The function $f(x)$ is $2$-periodic and $f(x)=(x+1)^2, \ -1<x<1.$ Expand $f$ in terms of a complex Fourier series and find a $2$-periodic solution to the equation
$$2y''-y'-y=f(x).$$
$a_0$ is trivially found to be $4/3$ and for $a_n$ I get
$$a_n=\int_{-1}^{1}(x+1)^2\cos(\pi n x)dx.$$
I have 2 questions:
In order to calculate the above integral so that the series become complex, should I just substitute $\cos(\pi n x)=(e^{i\pi n x}+e^{-i\pi n x})/2$ and then use integration by barts on the 4 out of 6 terms that pop up after I expand the integrand. This sounds a bit tedious, is there any trick/shortcut to this or do I simply need to bite the sour apple?
I don't understand what I should do on the second part regarding the differential equation. should I simply solve for $y(x)?$ I've never solved an ODE where the RHS is a complex sum.
EDIT 1: After jmerry's answer, I calculated that
$$c_n=e^{-i\pi n}\left(\frac{2i\pi^2 n^2+2\pi n-i+ie^{2i\pi n}}{\pi^3 n^3}\right),$$
and Wolfram Alpha agrees with that answer. Now I want to express $f(x)$ as a sum with a simplified summand. I have that
$$f(x)=\sum_{n=-\infty}^{n=\infty}c_n e^{in\pi x}=\sum_{n=-\infty}^{n=\infty}e^{-i\pi n}\left(\frac{2i\pi^2 n^2+2\pi n-i+ie^{2i\pi n}}{\pi^3 n^3}\right) e^{in\pi x}.$$
However, the answer in the book is
$$f(x)=\frac{4}{3}+\frac{2}{\pi^2}\sum_{n=-\infty}^{n=\infty}\frac{(-1)^n(1+i\pi n)}{n^2}e^{i\pi n x}, \quad n\neq 0.$$
I assume that the first term, $4/3$ is just $c_0$. However, this answer seems to suggest that
$$c_n=e^{-i\pi n}\left(\frac{2i\pi^2 n^2+2\pi n-i+ie^{2i\pi n}}{\pi^3 n^3}\right) =\frac{2(-1)^n(1+i\pi n)}{\pi^2n^2},$$
can someone show me how this is?
EDIT 2: Ok I also figured out the question I had in Edit 2. Now all that remains is the differential equation.

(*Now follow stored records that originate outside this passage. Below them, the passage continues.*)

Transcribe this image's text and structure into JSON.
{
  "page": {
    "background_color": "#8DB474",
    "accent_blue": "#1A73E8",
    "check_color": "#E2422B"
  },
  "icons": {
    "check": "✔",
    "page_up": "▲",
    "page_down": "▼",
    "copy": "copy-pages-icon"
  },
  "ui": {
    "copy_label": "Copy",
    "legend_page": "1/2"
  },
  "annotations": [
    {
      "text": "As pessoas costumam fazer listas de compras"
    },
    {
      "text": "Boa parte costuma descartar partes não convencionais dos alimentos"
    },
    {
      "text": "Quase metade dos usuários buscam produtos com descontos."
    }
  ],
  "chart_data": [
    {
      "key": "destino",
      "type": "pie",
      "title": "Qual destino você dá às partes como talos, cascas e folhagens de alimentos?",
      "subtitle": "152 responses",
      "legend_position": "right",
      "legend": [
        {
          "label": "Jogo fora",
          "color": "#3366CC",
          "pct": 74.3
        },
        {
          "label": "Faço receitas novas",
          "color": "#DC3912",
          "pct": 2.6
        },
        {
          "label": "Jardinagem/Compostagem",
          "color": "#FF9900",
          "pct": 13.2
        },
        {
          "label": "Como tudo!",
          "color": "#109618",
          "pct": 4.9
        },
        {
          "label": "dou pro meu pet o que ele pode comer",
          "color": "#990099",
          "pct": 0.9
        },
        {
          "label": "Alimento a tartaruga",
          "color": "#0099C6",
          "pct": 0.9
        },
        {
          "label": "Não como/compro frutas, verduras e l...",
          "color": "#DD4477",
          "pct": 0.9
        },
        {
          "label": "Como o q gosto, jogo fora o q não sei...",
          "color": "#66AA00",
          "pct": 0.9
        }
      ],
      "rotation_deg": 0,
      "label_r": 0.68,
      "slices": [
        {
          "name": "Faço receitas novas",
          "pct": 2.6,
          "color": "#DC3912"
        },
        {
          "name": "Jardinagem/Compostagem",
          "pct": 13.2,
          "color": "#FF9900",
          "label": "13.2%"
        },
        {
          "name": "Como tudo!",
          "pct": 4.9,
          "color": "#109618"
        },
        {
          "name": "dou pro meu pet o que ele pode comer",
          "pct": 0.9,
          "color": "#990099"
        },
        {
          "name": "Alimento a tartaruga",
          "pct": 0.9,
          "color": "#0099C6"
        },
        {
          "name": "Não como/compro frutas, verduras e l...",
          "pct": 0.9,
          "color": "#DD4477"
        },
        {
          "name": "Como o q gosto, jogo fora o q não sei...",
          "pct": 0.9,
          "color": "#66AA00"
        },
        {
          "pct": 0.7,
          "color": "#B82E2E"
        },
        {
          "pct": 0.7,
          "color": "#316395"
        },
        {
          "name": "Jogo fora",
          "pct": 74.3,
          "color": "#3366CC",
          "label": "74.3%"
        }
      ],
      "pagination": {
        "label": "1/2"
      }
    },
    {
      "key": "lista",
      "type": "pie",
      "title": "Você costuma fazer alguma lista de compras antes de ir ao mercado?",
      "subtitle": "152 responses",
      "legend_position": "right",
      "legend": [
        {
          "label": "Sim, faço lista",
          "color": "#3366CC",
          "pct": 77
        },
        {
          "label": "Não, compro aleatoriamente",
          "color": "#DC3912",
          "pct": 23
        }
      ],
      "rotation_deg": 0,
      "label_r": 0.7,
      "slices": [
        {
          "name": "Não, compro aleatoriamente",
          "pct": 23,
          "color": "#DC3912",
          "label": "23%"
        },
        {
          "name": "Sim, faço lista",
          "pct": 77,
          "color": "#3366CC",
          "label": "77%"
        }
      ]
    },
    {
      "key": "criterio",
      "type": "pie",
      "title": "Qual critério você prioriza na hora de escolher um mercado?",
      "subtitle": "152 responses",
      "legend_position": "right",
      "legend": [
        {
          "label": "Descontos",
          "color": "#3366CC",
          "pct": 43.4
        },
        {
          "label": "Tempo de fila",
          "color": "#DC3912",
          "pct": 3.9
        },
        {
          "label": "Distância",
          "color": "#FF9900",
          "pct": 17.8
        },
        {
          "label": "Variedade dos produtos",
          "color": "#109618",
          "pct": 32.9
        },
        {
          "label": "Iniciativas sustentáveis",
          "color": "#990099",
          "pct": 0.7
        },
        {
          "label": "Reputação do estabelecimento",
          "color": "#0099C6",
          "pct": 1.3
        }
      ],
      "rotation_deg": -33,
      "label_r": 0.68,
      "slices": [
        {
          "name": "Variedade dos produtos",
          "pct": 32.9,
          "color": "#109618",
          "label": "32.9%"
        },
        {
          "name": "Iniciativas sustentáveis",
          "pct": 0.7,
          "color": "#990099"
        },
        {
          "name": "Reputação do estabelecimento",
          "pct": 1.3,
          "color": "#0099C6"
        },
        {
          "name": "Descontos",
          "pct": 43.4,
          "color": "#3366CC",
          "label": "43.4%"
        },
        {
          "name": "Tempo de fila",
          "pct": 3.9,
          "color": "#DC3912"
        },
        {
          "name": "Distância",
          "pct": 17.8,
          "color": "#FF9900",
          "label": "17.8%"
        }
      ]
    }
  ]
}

It is tedious, but that's just the way things are. This is not a particularly nice function in the ways that matter.
However, you do appear to have misunderstood the question. It's asking for a complex Fourier series - which means that it'll all be in terms of exponentials, not sines and cosines. It's $\sum_{n=-\infty}^{\infty} c_n e^{in\pi x}$, and $c_n=\frac12\int_{-1}^1 e^{-in\pi x}f(x)\,dx$. As such, integrating against that exponential, there will only be three terms in the integral for each coefficient, not six.
The relation of this to the real Fourier series (sines and cosines) you're familiar with? $c_n$ and $c_{-n}$ are linear combinations of $a_n$ and $b_n$, and vice versa.
Regarding the differential equation - this is a standard use for transform methods. Apply the transform to both sides, turning the differential equation into an algebraic equation. Solve that algebraic equation, and then invert the transform to find the solution to the original differential equation.
Complex numbers aren't going to be a problem. The calculus of complex-valued functions of a real variable looks just like that for real-valued functions, except we've got a little more flexibility in arithmetic.
Do you know what the Fourier series for $f'$ or $f''$ is in terms of the series for $f$?
[Edit in response to comment]
Yes, the $\frac43$ term is just $c_0$.
OK, simplifying that expression for $c_n$. First, $e^{2\pi in}$? That's just $1$. Periodicity. That kills the constant terms in your numerator, after which you can factor out a common $\pi n$ between the numerator and denominator. As for the $e^{-\pi i n}$ factor in front? That's $(-1)^n$, a much less unwieldy expression. Apply those, and you get the form in the book. It looks like the Wolfram Alpha answer didn't assume that $n$ was an integer, leading to the inconvenient form.